Many grandparents are pillars of strength in their own families, both here and around the globe. For example, just over 20,000 of the children sponsored through World Vision Canada live under the care of a grandmother, grandfather, or both -- with absolutely no one else to raise them.

Children like 12-year-old Ek Isara of Thailand has lived with his elderly grandparents since he was a young boy. His mother works far away in another province of Thailand and his father abandoned his family when Ek was still very young. But despite the absence of his parents, Ek enjoys living with his grandparents and performing chores like taking care of the family's chickens and ducks. To his grandparents' joy, he is also a wonderful cook.
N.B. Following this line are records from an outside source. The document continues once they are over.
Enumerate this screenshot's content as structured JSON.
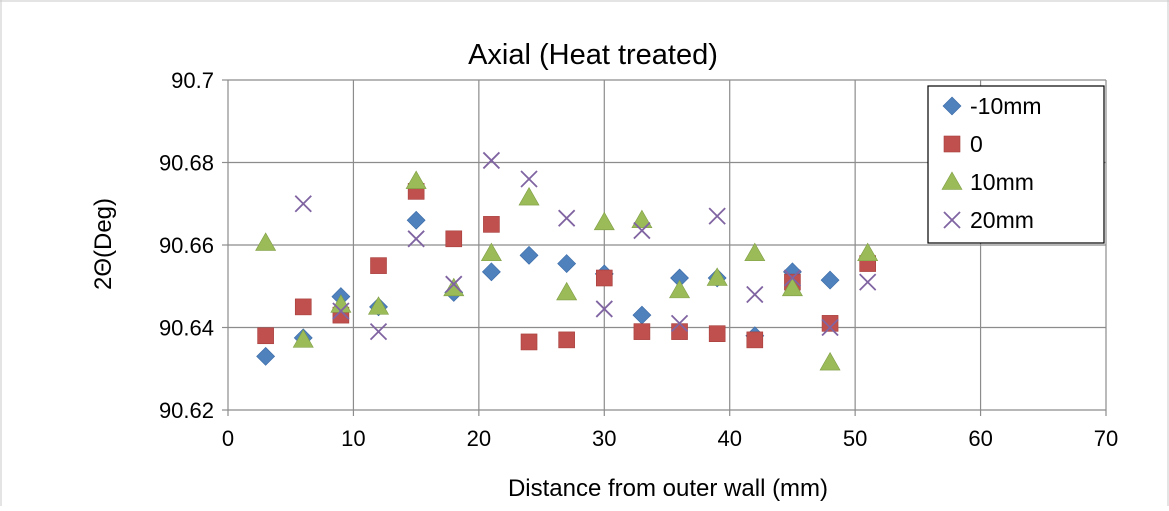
{
  "chart_data": {
    "type": "scatter",
    "title": "Axial (Heat treated)",
    "xlabel": "Distance from outer wall (mm)",
    "ylabel": "2Θ(Deg)",
    "xlim": [
      0,
      70
    ],
    "ylim": [
      90.62,
      90.7
    ],
    "xticks": [
      0,
      10,
      20,
      30,
      40,
      50,
      60,
      70
    ],
    "yticks": [
      90.62,
      90.64,
      90.66,
      90.68,
      90.7
    ],
    "xtick_labels": [
      "0",
      "10",
      "20",
      "30",
      "40",
      "50",
      "60",
      "70"
    ],
    "ytick_labels": [
      "90.62",
      "90.64",
      "90.66",
      "90.68",
      "90.7"
    ],
    "grid": true,
    "legend_position": "top-right",
    "series": [
      {
        "name": "-10mm",
        "marker": "diamond",
        "color": "#4f81bd",
        "points": [
          [
            3,
            90.633
          ],
          [
            6,
            90.6375
          ],
          [
            9,
            90.6475
          ],
          [
            12,
            90.645
          ],
          [
            15,
            90.666
          ],
          [
            18,
            90.6485
          ],
          [
            21,
            90.6535
          ],
          [
            24,
            90.6575
          ],
          [
            27,
            90.6555
          ],
          [
            30,
            90.653
          ],
          [
            33,
            90.643
          ],
          [
            36,
            90.652
          ],
          [
            39,
            90.652
          ],
          [
            42,
            90.638
          ],
          [
            45,
            90.6535
          ],
          [
            48,
            90.6515
          ],
          [
            51,
            90.6565
          ]
        ]
      },
      {
        "name": "0",
        "marker": "square",
        "color": "#c0504d",
        "points": [
          [
            3,
            90.638
          ],
          [
            6,
            90.645
          ],
          [
            9,
            90.643
          ],
          [
            12,
            90.655
          ],
          [
            15,
            90.673
          ],
          [
            18,
            90.6615
          ],
          [
            21,
            90.665
          ],
          [
            24,
            90.6365
          ],
          [
            27,
            90.637
          ],
          [
            30,
            90.652
          ],
          [
            33,
            90.639
          ],
          [
            36,
            90.639
          ],
          [
            39,
            90.6385
          ],
          [
            42,
            90.637
          ],
          [
            45,
            90.651
          ],
          [
            48,
            90.641
          ],
          [
            51,
            90.6555
          ]
        ]
      },
      {
        "name": "10mm",
        "marker": "triangle",
        "color": "#9bbb59",
        "points": [
          [
            3,
            90.6605
          ],
          [
            6,
            90.637
          ],
          [
            9,
            90.6455
          ],
          [
            12,
            90.645
          ],
          [
            15,
            90.6755
          ],
          [
            18,
            90.6495
          ],
          [
            21,
            90.658
          ],
          [
            24,
            90.6715
          ],
          [
            27,
            90.6485
          ],
          [
            30,
            90.6655
          ],
          [
            33,
            90.666
          ],
          [
            36,
            90.649
          ],
          [
            39,
            90.652
          ],
          [
            42,
            90.658
          ],
          [
            45,
            90.6495
          ],
          [
            48,
            90.6315
          ],
          [
            51,
            90.658
          ]
        ]
      },
      {
        "name": "20mm",
        "marker": "x",
        "color": "#8064a2",
        "points": [
          [
            6,
            90.67
          ],
          [
            9,
            90.644
          ],
          [
            12,
            90.639
          ],
          [
            15,
            90.6615
          ],
          [
            18,
            90.6505
          ],
          [
            21,
            90.6805
          ],
          [
            24,
            90.676
          ],
          [
            27,
            90.6665
          ],
          [
            30,
            90.6445
          ],
          [
            33,
            90.6635
          ],
          [
            36,
            90.641
          ],
          [
            39,
            90.667
          ],
          [
            42,
            90.648
          ],
          [
            45,
            90.652
          ],
          [
            48,
            90.64
          ],
          [
            51,
            90.651
          ]
        ]
      }
    ]
  }
}
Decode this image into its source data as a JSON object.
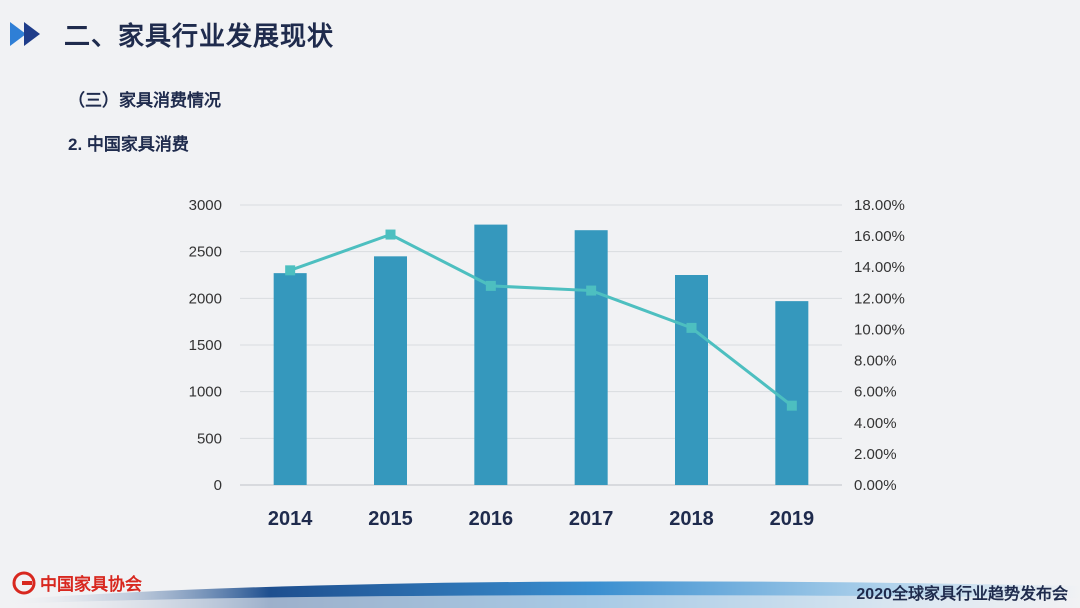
{
  "header": {
    "title": "二、家具行业发展现状",
    "subtitle": "（三）家具消费情况",
    "section": "2. 中国家具消费"
  },
  "footer": {
    "logo_text": "中国家具协会",
    "event": "2020全球家具行业趋势发布会"
  },
  "colors": {
    "bar": "#3598bd",
    "line": "#4dbfc0",
    "title": "#1f2b4d",
    "logo": "#d8281f"
  },
  "chart_data": {
    "type": "bar",
    "categories": [
      "2014",
      "2015",
      "2016",
      "2017",
      "2018",
      "2019"
    ],
    "series": [
      {
        "type": "bar",
        "axis": "left",
        "values": [
          2270,
          2450,
          2790,
          2730,
          2250,
          1970
        ]
      },
      {
        "type": "line",
        "axis": "right",
        "values": [
          13.8,
          16.1,
          12.8,
          12.5,
          10.1,
          5.1
        ]
      }
    ],
    "y_left": {
      "min": 0,
      "max": 3000,
      "ticks": [
        "0",
        "500",
        "1000",
        "1500",
        "2000",
        "2500",
        "3000"
      ]
    },
    "y_right": {
      "min": 0,
      "max": 18,
      "ticks": [
        "0.00%",
        "2.00%",
        "4.00%",
        "6.00%",
        "8.00%",
        "10.00%",
        "12.00%",
        "14.00%",
        "16.00%",
        "18.00%"
      ]
    },
    "grid": true,
    "legend": "none"
  }
}
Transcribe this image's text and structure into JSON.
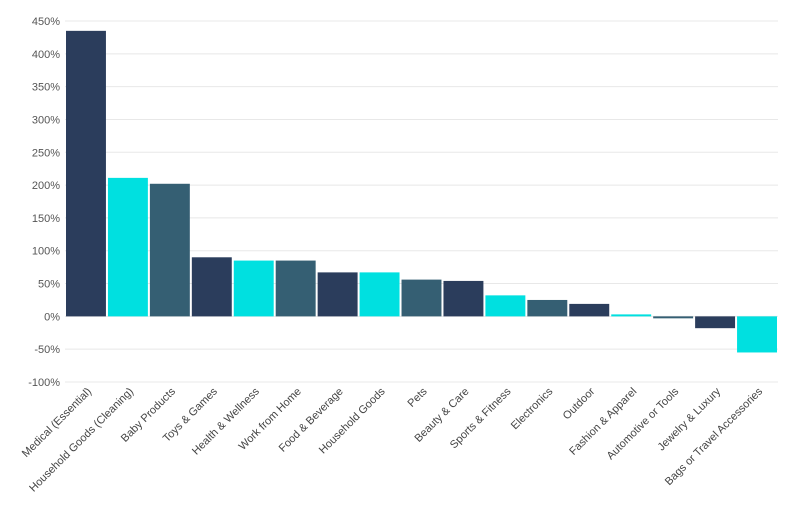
{
  "chart_data": {
    "type": "bar",
    "title": "",
    "xlabel": "",
    "ylabel": "",
    "ylim": [
      -100,
      450
    ],
    "yticks": [
      450,
      400,
      350,
      300,
      250,
      200,
      150,
      100,
      50,
      0,
      -50,
      -100
    ],
    "ytick_labels": [
      "450%",
      "400%",
      "350%",
      "300%",
      "250%",
      "200%",
      "150%",
      "100%",
      "50%",
      "0%",
      "-50%",
      "-100%"
    ],
    "grid": true,
    "categories": [
      "Medical (Essential)",
      "Household Goods (Cleaning)",
      "Baby Products",
      "Toys & Games",
      "Health & Wellness",
      "Work from Home",
      "Food & Beverage",
      "Household Goods",
      "Pets",
      "Beauty & Care",
      "Sports & Fitness",
      "Electronics",
      "Outdoor",
      "Fashion & Apparel",
      "Automotive or Tools",
      "Jewelry & Luxury",
      "Bags or Travel Accessories"
    ],
    "values": [
      435,
      211,
      202,
      90,
      85,
      85,
      67,
      67,
      56,
      54,
      32,
      25,
      19,
      3,
      -3,
      -18,
      -55
    ],
    "bar_colors": [
      "#2b3d5c",
      "#00e0e0",
      "#355f73",
      "#2b3d5c",
      "#00e0e0",
      "#355f73",
      "#2b3d5c",
      "#00e0e0",
      "#355f73",
      "#2b3d5c",
      "#00e0e0",
      "#355f73",
      "#2b3d5c",
      "#00e0e0",
      "#355f73",
      "#2b3d5c",
      "#00e0e0"
    ]
  }
}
"We are proud of Chang," say his grandparents, calling Ek by his nickname which is also the Thai word for "elephant." Similarly, Ek is proud of his grandparents.

Other children are left in the care of just one grandparent. Four-year-old Innocent of Zambia was born to an ailing mother who passed away before he was even one year old. Innocent's grandmother was left with the challenge of finding him nutritious food, and looking after his health and education. This led her to enrol him in World Vision's child sponsorship program.

Zambian grandmother Lestina Daka is singlehandedly raising her four-year-old grandson, Innocent.

"I went to a nearby village to seek milk from cows and managed to feed him that milk for about six months," she says. "But World Vision also started supporting us with nutritious supplements like peanuts, some of which we planted so that we could have enough porridge for him to grow up into a healthy child."

Here in Canada, a number of generous Canadian sponsors are not only invested in their sponsored child, but in growing a legacy of giving to pass down to their children and their grandkids. Many of these Canadians are grandparents themselves and are nurturing their own grandchildren through the experience of sponsoring a child together.

In Honduras, sponsored child Wendy Vanessa is learning to cook from her grandmother. "It's about time I learned to make tortillas," says Wendy.

Vancouver Island resident, Bev Hoffart, is just one of the many Canadians sponsoring a child through World Vision Canada. When she first began sponsoring almost 20 years ago, her own children served as the catalyst.

"My two kids were younger, and I wanted to instil in them that it is actually a responsibility to give back to others if you were in a position of privilege," she says. "Which our Canadian family certainly is."

In Lesotho, this 74-year-old grandfather advocated for the building of a school in his community so his grandchildren wouldn't have to walk hours to school and back.

Bev Hoffart is lending her voice to the Just One Child campaign underway on Vancouver Island, to find more sponsors for children overseas. She believes child sponsorship can be used as a tool to raise a family that is socially conscious and aware of the needs of others. It's Hoffart's hope and belief that her children will continue to pass on this charitable legacy once they have their own children.

"Not only has it been gratifying for us as sponsors to see the growth and change in the lives of our sponsored kids, but as parents, to see our own children grow into compassionate young adults," she says. "I trust that those values will again be passed down to our grandchildren, so that it continues even after we're gone."

Sonia became an orphan after her mother died in delivery. With the support of World Vision and her grandparents, Sonia dreams of become a doctor so no mother dies of complications again.

A Mongolian grandfather takes care to style his granddaughter's hair with only the prettiest of hair bows.